A dor na região lombar pode se apresentar de duas formas. Na aguda, é ocasional, de moderada a intensa e dura cerca de duas semanas. Na crônica, o incômodo atinge a vítima com frequência, sendo quase diário. Estudos sugerem que cerca de 90% dos pacientes desenvolvem o mal por conta do uso excessivo das estruturas dorsais. A dor é resultante de entorses e distensões, de deformidades da estrutura anatômica ou de acidentes. “Os outros 10% dos adultos apresentam dorsalgia por causa de doenças degenerativas, inflamatórias, infecciosas ou tumorais. É importante levantar os fatores que levam à dor e analisar a percepção e relato dessa sensação pelo paciente, além do grau de disfunção e incapacidade”, explica o médico fisiatra Moacir Silva Neto.[]
Barrigas e abusos
A lombalgia também pode ser causada por esforços repetitivos, condicionamento físico inadequado e erros posturais. Profissionais que passam muito tempo sentados, como costureiras e motoristas, correm mais risco de serem acometidos pelo problema ainda jovens. Os sedentários, principalmente aqueles com gordura na região abdominal, a famosa barriga, são sérios candidatos. “A dor lombar aguda é conhecida entre os médicos como lombago, e pode ser terrível. Em seu auge, a pessoa chega a sentir dormência, fraqueza nas pernas e crises de ansiedade”, observa Modesto. O estresse psíquico também detona crises. “Quem está instável emocionalmente fica predisposto a sentir dor. O estilo de vida tem sido um agravante.
A população está cada dia mais sedentária e isso contribui para que a musculatura e os ossos fiquem fracos. A região lombar sente os abusos”, completa Moacir.
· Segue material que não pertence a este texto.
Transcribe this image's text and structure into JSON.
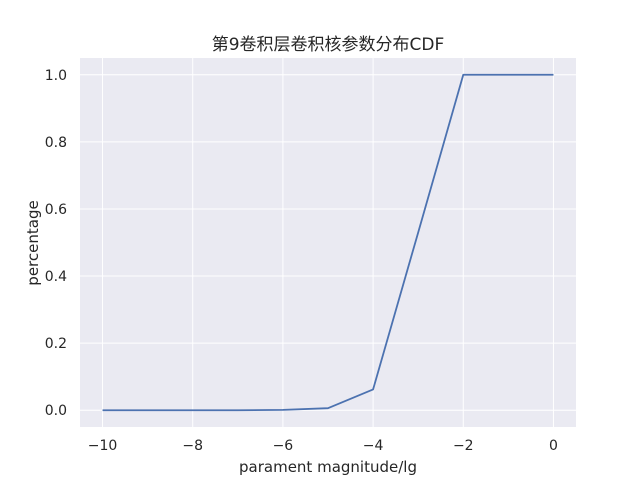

A técnica em enfermagem Mary Jones Bispo, 43 anos, sentia dores eventuais nas costas desde 2007. “Há dois meses, tive uma torção no pé que acabou detonando a lombalgia. Exames comprovaram um desgaste na região lombar. Hoje, não consigo ficar muito tempo na mesma posição e já levanto sentindo dor”, relata. O problema a deixou afastada do trabalho por mais de 40 dias. “A dor comprometeu totalmente minha vida. Carrego pacientes, empurro macas, cadeiras de rodas… São atividades inerentes à minha profissão. Agora, não posso mais pegar peso, não tenho conseguido dirigir e nem fazer nada em casa. Cheguei a ficar depressiva, pois a dor não é algo palpável. Muitas pessoas duvidam que você a sente”, lamenta.
Chances
O tratamento é um desafio para os médicos. Não existe apenas uma linha a ser seguida para todos. Algumas terapias trazem bons resultados para alguns e nenhum efeito para outros. “Uns melhoram com o fortalecimento da musculatura do tronco, outros com alongamento e mobilização ou com exercícios que revigoram o abdômen. Em muitos casos, observa-se a melhora com séries de flexão e extensão, e existem aqueles que readquirem qualidade de vida dando enfoque à questão emocional e à postura. Não há regras”, esclarece o fisiatra Moacir.
O tratamento visa ao alívio do sofrimento, à funcionalidade e à qualidade de vida. O neurocirurgião Luís Cláudio Modesto alerta que é preciso cautela. Ele recomenda que o paciente comece pelas técnicas de reabilitação, partindo para medicamentos, acupuntura e bloqueios anestésicos se não conseguir o alívio da dor. Caso tudo isso não funcione, ainda pode-se tentar medicações a base de opiáceos e intervenções cirúrgicas nas raízes lombares, vias nervosas e medula. “Somente em casos extremos, quando nada funciona e há uma associação da dor com anormalidade na coluna, é que se deve partir para a cirurgia nessa estrutura. Infelizmente, no Brasil, o paciente com dor lombar procura primeiramente o cirurgião de coluna. A cirurgia é feita, mas a dor nem sempre é aliviada”, pondera.